Standard ANSI and code still change to something else
-
Hi
i use v8.8.7 on windows 11 pro v 25H2.
when i right click to create new txt, press enter and hereafter double click the txt file opening it i NPP, its ANSI.
When i enter some text and save its saved in ANSI as supposed.
But when i enter danish letters æøå and save its suddently saved in something else, eg windows 1255.
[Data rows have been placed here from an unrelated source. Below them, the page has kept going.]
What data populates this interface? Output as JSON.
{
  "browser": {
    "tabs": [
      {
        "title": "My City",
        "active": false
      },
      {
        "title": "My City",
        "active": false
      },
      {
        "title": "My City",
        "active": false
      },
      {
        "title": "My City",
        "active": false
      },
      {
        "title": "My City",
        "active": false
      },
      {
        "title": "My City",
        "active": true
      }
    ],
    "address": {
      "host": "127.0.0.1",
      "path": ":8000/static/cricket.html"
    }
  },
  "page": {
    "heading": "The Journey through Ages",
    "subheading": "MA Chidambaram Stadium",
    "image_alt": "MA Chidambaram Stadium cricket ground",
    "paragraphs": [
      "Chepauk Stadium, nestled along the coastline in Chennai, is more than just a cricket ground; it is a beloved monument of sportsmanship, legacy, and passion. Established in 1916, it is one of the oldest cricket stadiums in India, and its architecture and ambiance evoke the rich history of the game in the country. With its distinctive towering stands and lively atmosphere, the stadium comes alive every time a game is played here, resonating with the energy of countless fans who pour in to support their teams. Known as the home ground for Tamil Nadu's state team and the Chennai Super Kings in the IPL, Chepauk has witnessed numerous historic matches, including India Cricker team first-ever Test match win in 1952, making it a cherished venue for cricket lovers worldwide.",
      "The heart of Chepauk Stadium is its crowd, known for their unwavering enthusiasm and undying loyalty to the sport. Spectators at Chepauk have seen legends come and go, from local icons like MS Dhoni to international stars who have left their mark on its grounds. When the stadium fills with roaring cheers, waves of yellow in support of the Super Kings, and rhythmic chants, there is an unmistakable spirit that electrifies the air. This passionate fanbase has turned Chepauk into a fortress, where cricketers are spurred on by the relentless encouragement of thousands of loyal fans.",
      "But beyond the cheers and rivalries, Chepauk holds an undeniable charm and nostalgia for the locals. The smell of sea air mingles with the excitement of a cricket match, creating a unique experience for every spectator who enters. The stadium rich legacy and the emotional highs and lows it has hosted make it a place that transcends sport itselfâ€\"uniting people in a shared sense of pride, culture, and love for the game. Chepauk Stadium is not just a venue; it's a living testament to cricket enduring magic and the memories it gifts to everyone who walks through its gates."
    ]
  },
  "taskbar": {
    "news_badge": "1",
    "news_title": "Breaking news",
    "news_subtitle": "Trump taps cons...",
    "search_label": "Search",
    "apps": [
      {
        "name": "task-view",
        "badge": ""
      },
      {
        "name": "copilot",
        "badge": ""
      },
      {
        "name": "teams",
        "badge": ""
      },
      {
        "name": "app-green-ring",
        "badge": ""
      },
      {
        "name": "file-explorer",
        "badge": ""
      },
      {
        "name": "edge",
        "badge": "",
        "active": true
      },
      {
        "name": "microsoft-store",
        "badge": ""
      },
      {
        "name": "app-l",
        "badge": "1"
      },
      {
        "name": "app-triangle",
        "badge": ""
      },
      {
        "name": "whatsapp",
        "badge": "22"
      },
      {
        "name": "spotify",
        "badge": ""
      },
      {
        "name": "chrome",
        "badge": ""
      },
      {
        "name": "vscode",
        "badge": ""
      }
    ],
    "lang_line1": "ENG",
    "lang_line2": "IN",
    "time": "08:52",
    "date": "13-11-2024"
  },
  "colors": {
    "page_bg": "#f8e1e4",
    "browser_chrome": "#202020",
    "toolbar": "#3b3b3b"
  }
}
It shows encoding characterset Hebrew which is wrong, it should not show anything
Why is that ?
How to always create and save in ANSI ?
thanks
Nolan
-
“ANSI” is the American National Standards Institute. One of the things they did during 80s-era computing was define different encodings that put various character sets into the 256-character page limit of an 8-bit character. At some point, computer newbies confused the organization that defined them with the encodings themselves, and the world was stuck with incorrectly calling all those 256-character encodings “ANSI”, even when referring to the 8-bit encodings that were specific to Microsoft’s DOS and later Windows operating systems.
When doing encodings for the “Windows” GUI OS, MS thoughtfully named their encoding standards as “WIN-####” or “Windows ####” (people write them both ways). For example, Windows 1252 is the Microsoft encoding that’s nearly identical to ISO-8859-1 (ISO = “International Standards Organization”, an international body who makes standards, like ANSI is US-specific). Windows 1255, which you mentioned, is an encoding for Hebrew.
When Notepad++ says “ANSI”, what it means is, “using whichever 8-bit encoding your installation of Microsoft has set as the default character set / codepage” (which gets even more confusing now that you can confuse things by telling the OS to use 65001, which is the UTF-8 codepage, which causes many unexpected bugs, since Notepad++ is not expecting multi-byte characters when in ANSI mode).
But anyway, when you save a file, Notepad++ writes those bytes to disk based on the default Windows encoding; but the OS does not save any metadata about the encoding of the file (back in the DOS days, FAT and FAT32 didn’t have enough space to store such metadata; and when MS made the NTFS for NT, they could have added in metadata like encoding, but chose not to) – but that means, when any application, Notepad++ or otherwise, reads the file later, they have no way to know for sure what encoding was used for a given “text file” based on the information in the file itself or based on non-existent metadata. As a result, Notepad++ uses a set of heuristics to guess, based on byte frequency and byte sequences, what encoding it probably is. But it often guesses wrong, which is why my recommendation is to always turn off Settings > Preferences > MISC > Autodetect character encoding: assuming that the majority of “ANSI” text files you are reading are made by you on your same computer with the same default codepage/encoding, you shouldn’t need Notepad++ to “guess” what encoding it thinks it is: you can just let it always apply the Windows default encoding when it reads the file.
Or you could do something that brings you into this century, by using the UTF-8-with-BOM or one of the UTF-16 encodings, any of which will unambiguously be able to encode any of the 160k or so characters defined by Unicode – which allows you to mix characters from across the world without any ambiguity of 1980’s style 8-bit encodings. If you have a choice in your data, choose UTF-8 or UTF-16; if you have no choice, complain to whoever is not giving you the choice that they are hindering efficiency by forcing you to continue to use outdated 1980’s character sets instead of a modern encoding built to interface with the whole world.